There exists something akin to a twin of the second law of thermodynamics. Namely one that describes the arising of order out of chaos. The arising of conplexity as a physical law.
The Growth of Complexity
Life exists at the infinitely thin region between order and chaos. Right at the edge. Evolution moves things closer to that edge. Sitting on that edge with high precision requires complexity.
The Arc of Howitzer Shell
Book Recommendation: The Origins of Order - Stuart Kauffmann
Living systems are only close to the edge of chaos. Natural selection is pushing them closer.
The edge of chaos is where useful computation can happen.
Is it the whole universe's purpose to move closer to that edge?
Many systems exist at another edge, that of criticality. A continuous input of energy, water, sand, strain or whatever into a system leads many into the state. Those systems follow power laws. Examples are avalanches on a pile of sand, a mass of plutonium or earthquakes. Waves of change in these systems follow power laws. Some waves are huge and disruptive, but they are rare. Punctuated equilibrium.
Ecosystems could be thought of as being in such a critical state as well. Long periods of silence, interspersed with some small changes, and some really big ones. That's what the fossil record also shows, relative stasis, followed by evolutionary explosions, every once in a while.
Maximum evolutionary fitness for all the organisms in an ecosystem exists at the edge of chaos. Therefore evolution moves towards complexity which also sits at that edge. Complexity is self-organizing, because it is beneficial to the organisms.
Why is life only existent (at least evidently so) at the level of chemistry?
- Variety. Chemistry is the only thing that can produce so many permutations that react with each other that it can become complex enough to move towards the edge of chaos meaningfully.
Interactions between subsystems produces autocatalytic behaviors, and autocatalytic groups can interact with other such groups on a "higher" level. Again forming autocatalytic groups at that higher level and so on, marching up layers of abstraction and going towards layered complexity.
Higher order complex entities are better at surviving, that's why they get selected for.
At Home in the Universe
Science is the accumulation of facts and data.
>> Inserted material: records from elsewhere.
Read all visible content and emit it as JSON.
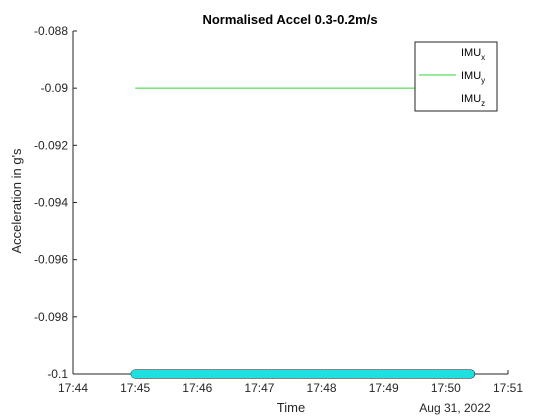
{
  "colors": {
    "background": "#ffffff",
    "axis": "#262626",
    "imu_x": "#000000",
    "imu_y": "#33d633",
    "imu_z": "#1fe0e0"
  },
  "chart_data": {
    "type": "line",
    "title": "Normalised Accel 0.3-0.2m/s",
    "xlabel": "Time",
    "ylabel": "Acceleration in g's",
    "date_label": "Aug 31, 2022",
    "xlim": [
      "17:44",
      "17:51"
    ],
    "ylim": [
      -0.1,
      -0.088
    ],
    "x_ticks": [
      "17:44",
      "17:45",
      "17:46",
      "17:47",
      "17:48",
      "17:49",
      "17:50",
      "17:51"
    ],
    "y_ticks": [
      "-0.088",
      "-0.09",
      "-0.092",
      "-0.094",
      "-0.096",
      "-0.098",
      "-0.1"
    ],
    "y_tick_values": [
      -0.088,
      -0.09,
      -0.092,
      -0.094,
      -0.096,
      -0.098,
      -0.1
    ],
    "grid": false,
    "box": false,
    "legend_position": "top-right",
    "legend": [
      {
        "main": "IMU",
        "sub": "x"
      },
      {
        "main": "IMU",
        "sub": "y"
      },
      {
        "main": "IMU",
        "sub": "z"
      }
    ],
    "series": [
      {
        "key": "imu_x",
        "x": [
          "17:45",
          "17:50.4"
        ],
        "y": [
          -0.1,
          -0.1
        ],
        "markers": true
      },
      {
        "key": "imu_y",
        "x": [
          "17:45",
          "17:50.4"
        ],
        "y": [
          -0.09,
          -0.09
        ],
        "markers": false
      },
      {
        "key": "imu_z",
        "x": [
          "17:45",
          "17:50.4"
        ],
        "y": [
          -0.1,
          -0.1
        ],
        "markers": true
      }
    ]
  }
}
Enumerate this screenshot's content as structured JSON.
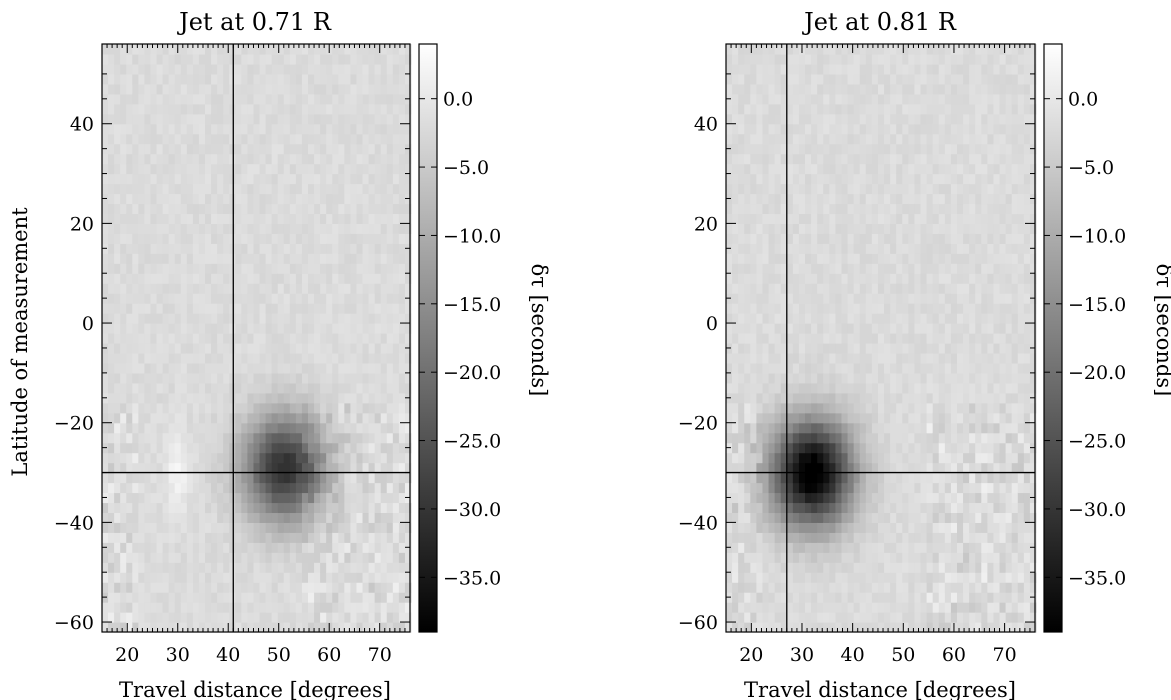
{
  "chart_data": [
    {
      "type": "heatmap",
      "title": "Jet at 0.71 R",
      "xlabel": "Travel distance [degrees]",
      "ylabel": "Latitude of measurement",
      "xlim": [
        15,
        76
      ],
      "ylim": [
        -62,
        56
      ],
      "x_ticks": [
        "20",
        "30",
        "40",
        "50",
        "60",
        "70"
      ],
      "y_ticks": [
        "40",
        "20",
        "0",
        "−20",
        "−40",
        "−60"
      ],
      "crosshair": {
        "x": 41,
        "y": -30
      },
      "blob": {
        "x": 51,
        "y": -29,
        "min": -29
      },
      "light_streak_x": 30,
      "colorbar": {
        "label": "δτ [seconds]",
        "range": [
          -39,
          4
        ],
        "ticks": [
          "0.0",
          "−5.0",
          "−10.0",
          "−15.0",
          "−20.0",
          "−25.0",
          "−30.0",
          "−35.0"
        ]
      }
    },
    {
      "type": "heatmap",
      "title": "Jet at 0.81 R",
      "xlabel": "Travel distance [degrees]",
      "ylabel": "",
      "xlim": [
        15,
        76
      ],
      "ylim": [
        -62,
        56
      ],
      "x_ticks": [
        "20",
        "30",
        "40",
        "50",
        "60",
        "70"
      ],
      "y_ticks": [
        "40",
        "20",
        "0",
        "−20",
        "−40",
        "−60"
      ],
      "crosshair": {
        "x": 27,
        "y": -30
      },
      "blob": {
        "x": 32,
        "y": -30,
        "min": -39
      },
      "light_streak_x": null,
      "colorbar": {
        "label": "δτ [seconds]",
        "range": [
          -39,
          4
        ],
        "ticks": [
          "0.0",
          "−5.0",
          "−10.0",
          "−15.0",
          "−20.0",
          "−25.0",
          "−30.0",
          "−35.0"
        ]
      }
    }
  ]
}
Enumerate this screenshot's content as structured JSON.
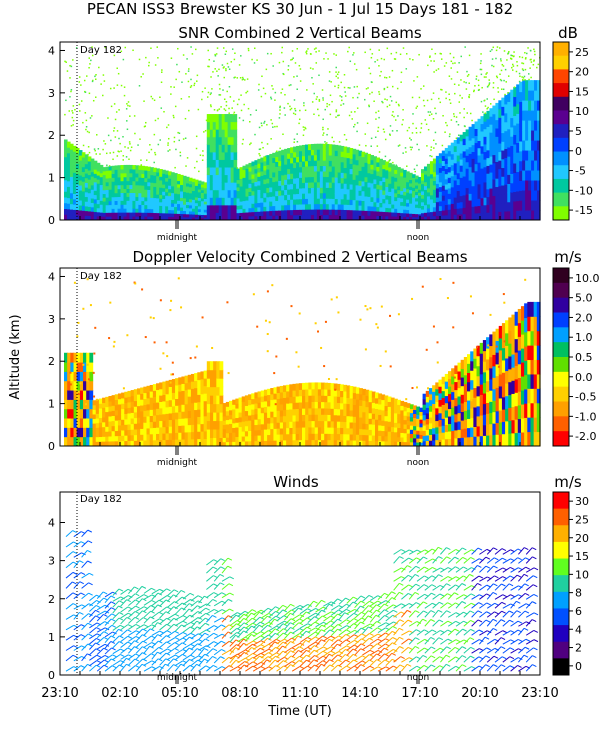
{
  "header": {
    "title": "PECAN ISS3 Brewster KS  30 Jun -  1 Jul 15 Days 181 - 182"
  },
  "chart_data": [
    {
      "type": "heatmap",
      "title": "SNR Combined 2 Vertical Beams",
      "unit": "dB",
      "ylabel": "",
      "ylim": [
        0,
        4.2
      ],
      "yticks": [
        "0",
        "1",
        "2",
        "3",
        "4"
      ],
      "day_marker": "Day 182",
      "time_markers": [
        "midnight",
        "noon"
      ],
      "colorbar": {
        "labels": [
          "25",
          "20",
          "15",
          "10",
          "5",
          "0",
          "-5",
          "-10",
          "-15"
        ],
        "colors": [
          "#ffb000",
          "#ffd000",
          "#ff4500",
          "#e00000",
          "#400060",
          "#5a0090",
          "#2020c0",
          "#0040ff",
          "#0090ff",
          "#20c8ff",
          "#00c8a0",
          "#40e060",
          "#80ff00"
        ]
      }
    },
    {
      "type": "heatmap",
      "title": "Doppler Velocity Combined 2 Vertical Beams",
      "unit": "m/s",
      "ylabel": "Altitude (km)",
      "ylim": [
        0,
        4.2
      ],
      "yticks": [
        "0",
        "1",
        "2",
        "3",
        "4"
      ],
      "day_marker": "Day 182",
      "time_markers": [
        "midnight",
        "noon"
      ],
      "colorbar": {
        "labels": [
          "10.0",
          "5.0",
          "2.0",
          "1.0",
          "0.5",
          "0.0",
          "-0.5",
          "-1.0",
          "-2.0"
        ],
        "colors": [
          "#300020",
          "#500050",
          "#3000a0",
          "#0040ff",
          "#00a0ff",
          "#00c060",
          "#60e000",
          "#ffff00",
          "#ffd000",
          "#ffa000",
          "#ff6000",
          "#ff0000"
        ]
      }
    },
    {
      "type": "scatter",
      "title": "Winds",
      "unit": "m/s",
      "xlabel": "Time (UT)",
      "ylim": [
        0,
        4.8
      ],
      "yticks": [
        "0",
        "1",
        "2",
        "3",
        "4"
      ],
      "xticks": [
        "23:10",
        "02:10",
        "05:10",
        "08:10",
        "11:10",
        "14:10",
        "17:10",
        "20:10",
        "23:10"
      ],
      "day_marker": "Day 182",
      "time_markers": [
        "midnight",
        "noon"
      ],
      "colorbar": {
        "labels": [
          "30",
          "25",
          "20",
          "15",
          "10",
          "8",
          "6",
          "4",
          "2",
          "0"
        ],
        "colors": [
          "#ff0000",
          "#ff6000",
          "#ffb000",
          "#ffff00",
          "#60ff20",
          "#20d0a0",
          "#00a0ff",
          "#0050ff",
          "#2000c0",
          "#500080",
          "#000000"
        ]
      }
    }
  ]
}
It's the construction of logically consistent theories to account for the facts. It's the discovery of new materials and new technologies.
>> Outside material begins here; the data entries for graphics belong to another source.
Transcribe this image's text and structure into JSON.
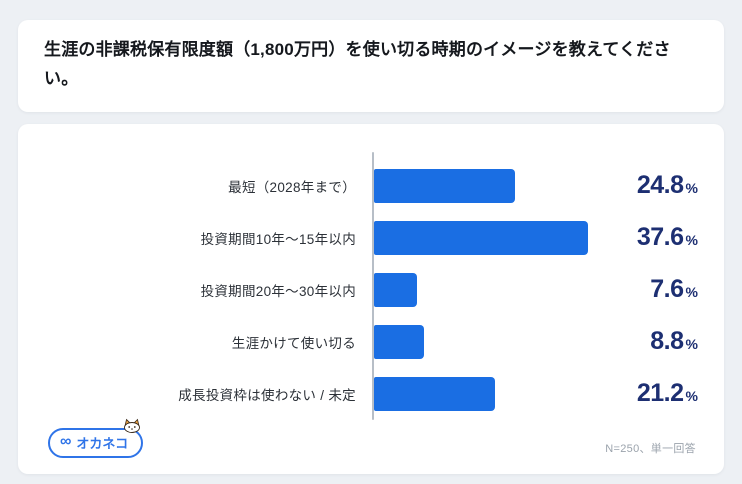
{
  "header": {
    "title": "生涯の非課税保有限度額（1,800万円）を使い切る時期のイメージを教えてください。"
  },
  "chart_data": {
    "type": "bar",
    "orientation": "horizontal",
    "title": "生涯の非課税保有限度額（1,800万円）を使い切る時期のイメージ",
    "categories": [
      "最短（2028年まで）",
      "投資期間10年〜15年以内",
      "投資期間20年〜30年以内",
      "生涯かけて使い切る",
      "成長投資枠は使わない / 未定"
    ],
    "values": [
      24.8,
      37.6,
      7.6,
      8.8,
      21.2
    ],
    "unit": "%",
    "xlim": [
      0,
      40
    ],
    "grid": false,
    "bar_color": "#1a6ee3",
    "value_color": "#1d2f72"
  },
  "footer": {
    "logo_text": "オカネコ",
    "logo_mark": "∞",
    "note": "N=250、単一回答"
  }
}
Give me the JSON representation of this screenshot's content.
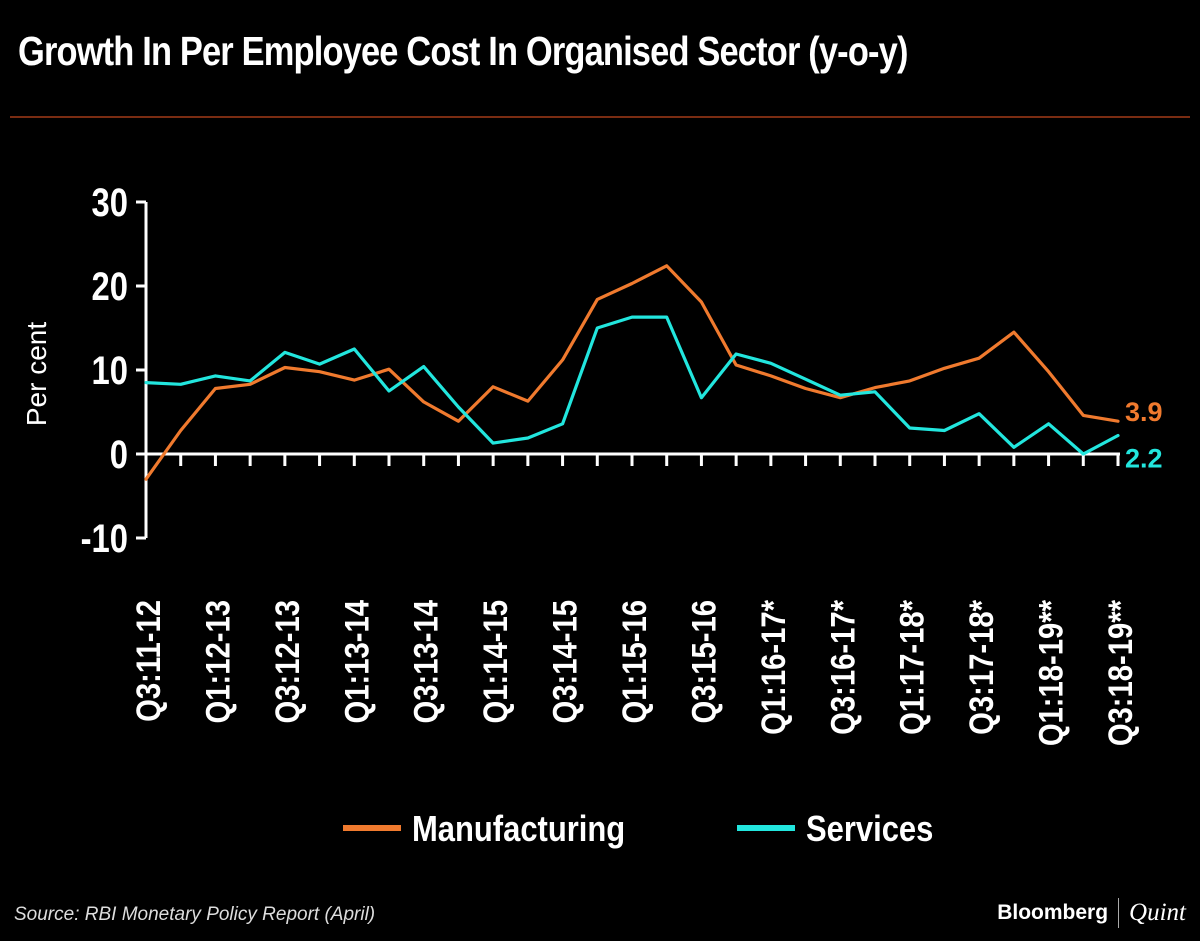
{
  "title": "Growth In Per Employee Cost In Organised Sector (y-o-y)",
  "source": "Source: RBI Monetary Policy Report (April)",
  "brand": {
    "name": "Bloomberg",
    "partner": "Quint"
  },
  "colors": {
    "manufacturing": "#f07a2e",
    "services": "#22e6de",
    "background": "#000000",
    "axis": "#ffffff",
    "rule": "#7a2c12"
  },
  "chart_data": {
    "type": "line",
    "title": "Growth In Per Employee Cost In Organised Sector (y-o-y)",
    "xlabel": "",
    "ylabel": "Per cent",
    "ylim": [
      -10,
      30
    ],
    "yticks": [
      "30",
      "20",
      "10",
      "0",
      "-10"
    ],
    "x_tick_labels": [
      "Q3:11-12",
      "Q1:12-13",
      "Q3:12-13",
      "Q1:13-14",
      "Q3:13-14",
      "Q1:14-15",
      "Q3:14-15",
      "Q1:15-16",
      "Q3:15-16",
      "Q1:16-17*",
      "Q3:16-17*",
      "Q1:17-18*",
      "Q3:17-18*",
      "Q1:18-19**",
      "Q3:18-19**"
    ],
    "x": [
      0,
      1,
      2,
      3,
      4,
      5,
      6,
      7,
      8,
      9,
      10,
      11,
      12,
      13,
      14,
      15,
      16,
      17,
      18,
      19,
      20,
      21,
      22,
      23,
      24,
      25,
      26,
      27,
      28
    ],
    "series": [
      {
        "name": "Manufacturing",
        "end_label": "3.9",
        "values": [
          -3.0,
          2.8,
          7.8,
          8.3,
          10.3,
          9.8,
          8.8,
          10.1,
          6.2,
          3.9,
          8.0,
          6.3,
          11.2,
          18.4,
          20.3,
          22.4,
          18.1,
          10.6,
          9.3,
          7.8,
          6.7,
          7.9,
          8.7,
          10.2,
          11.4,
          14.5,
          9.8,
          4.6,
          3.9
        ]
      },
      {
        "name": "Services",
        "end_label": "2.2",
        "values": [
          8.5,
          8.3,
          9.3,
          8.7,
          12.1,
          10.7,
          12.5,
          7.5,
          10.4,
          5.6,
          1.3,
          1.9,
          3.6,
          15.0,
          16.3,
          16.3,
          6.7,
          11.9,
          10.8,
          8.9,
          7.0,
          7.4,
          3.1,
          2.8,
          4.8,
          0.8,
          3.6,
          0.0,
          2.2
        ]
      }
    ],
    "legend": [
      "Manufacturing",
      "Services"
    ],
    "legend_position": "bottom",
    "grid": false
  }
}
Life is the natural expression of complex matter.
Life is, on average, doing best, on the edge of chaos. We are at home in the universe.
Chapter 9 - Work in Progress
The Tao of Complexity
Science is about creating new metaphors, frames of mind, to make sense of the world.
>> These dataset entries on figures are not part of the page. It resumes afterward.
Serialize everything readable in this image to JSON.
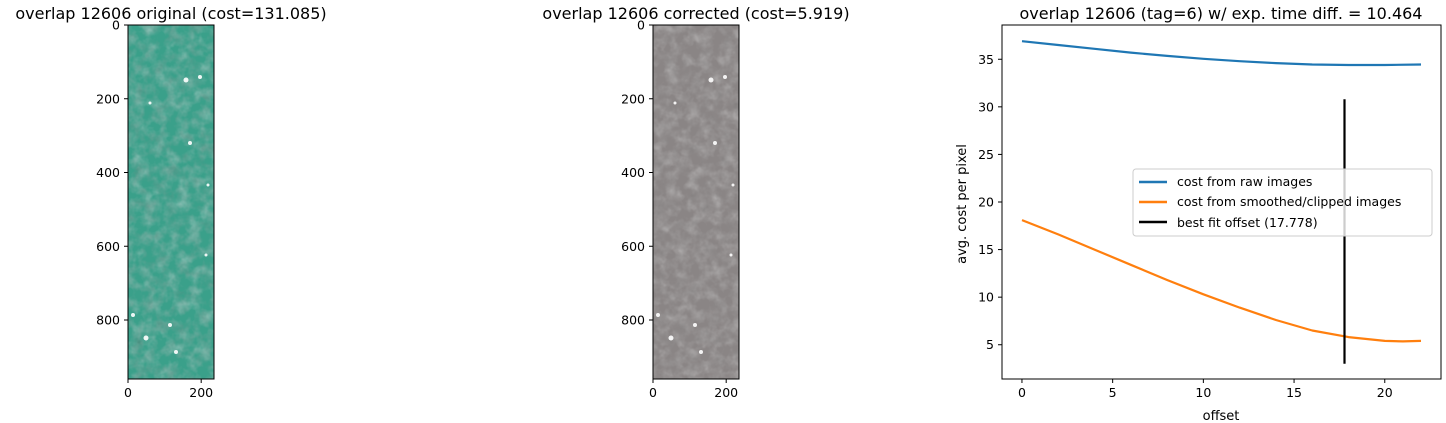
{
  "chart_data": [
    {
      "type": "image",
      "title": "overlap 12606 original (cost=131.085)",
      "image_tint": "#3aa08a",
      "x_ticks": [
        0,
        200
      ],
      "y_ticks": [
        0,
        200,
        400,
        600,
        800
      ],
      "xlim": [
        0,
        235
      ],
      "ylim": [
        960,
        0
      ]
    },
    {
      "type": "image",
      "title": "overlap 12606 corrected (cost=5.919)",
      "image_tint": "#8a8585",
      "x_ticks": [
        0,
        200
      ],
      "y_ticks": [
        0,
        200,
        400,
        600,
        800
      ],
      "xlim": [
        0,
        235
      ],
      "ylim": [
        960,
        0
      ]
    },
    {
      "type": "line",
      "title": "overlap 12606 (tag=6) w/ exp. time diff. = 10.464",
      "xlabel": "offset",
      "ylabel": "avg. cost per pixel",
      "xlim": [
        -1.1,
        23.1
      ],
      "ylim": [
        1.4,
        38.6
      ],
      "x_ticks": [
        0,
        5,
        10,
        15,
        20
      ],
      "y_ticks": [
        5,
        10,
        15,
        20,
        25,
        30,
        35
      ],
      "legend_position": "center-right",
      "series": [
        {
          "name": "cost from raw images",
          "color": "#1f77b4",
          "x": [
            0,
            2,
            4,
            6,
            8,
            10,
            12,
            14,
            16,
            18,
            20,
            22
          ],
          "y": [
            36.9,
            36.5,
            36.1,
            35.7,
            35.35,
            35.05,
            34.8,
            34.6,
            34.45,
            34.4,
            34.4,
            34.45
          ]
        },
        {
          "name": "cost from smoothed/clipped images",
          "color": "#ff7f0e",
          "x": [
            0,
            2,
            4,
            6,
            8,
            10,
            12,
            14,
            16,
            18,
            20,
            21,
            22
          ],
          "y": [
            18.1,
            16.6,
            15.0,
            13.4,
            11.8,
            10.3,
            8.9,
            7.6,
            6.5,
            5.8,
            5.4,
            5.35,
            5.4
          ]
        },
        {
          "name": "best fit offset (17.778)",
          "color": "#000000",
          "type": "vline",
          "x": [
            17.778,
            17.778
          ],
          "y": [
            3.0,
            30.8
          ]
        }
      ]
    }
  ]
}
Systems are inherently messy, and that messiness can not be reduced. Gödel Incompleteness and Turings Undecidability or Chaos Theory are examples.
Complex lifelike behavior is the result of simple rules unfolding from the bottom up.
The universe is unfolding, simple parts, always changing, recombining, shuffling, moving, living. It's complex and taoist in nature.
Observe then act, maximize for non-wasted motion.
It's not man against nature. People coexist within nature and therefore "maximizing" gain from it changes the ecosystem and we have to adapt to those changes. You forego optimization for robustness. In a way that difference sounds very familiar, from Nicholas Nassim Taleb's Antifragile.
The Hair Shirt
Stability is Death.
Book Recommendation: The Dance of Life - Havelock Ellis
It's a fundamental part of human nature to believe that we can shape the future.
A Moment in the Sunlight
Last chapter, closing words, nothing much of note here.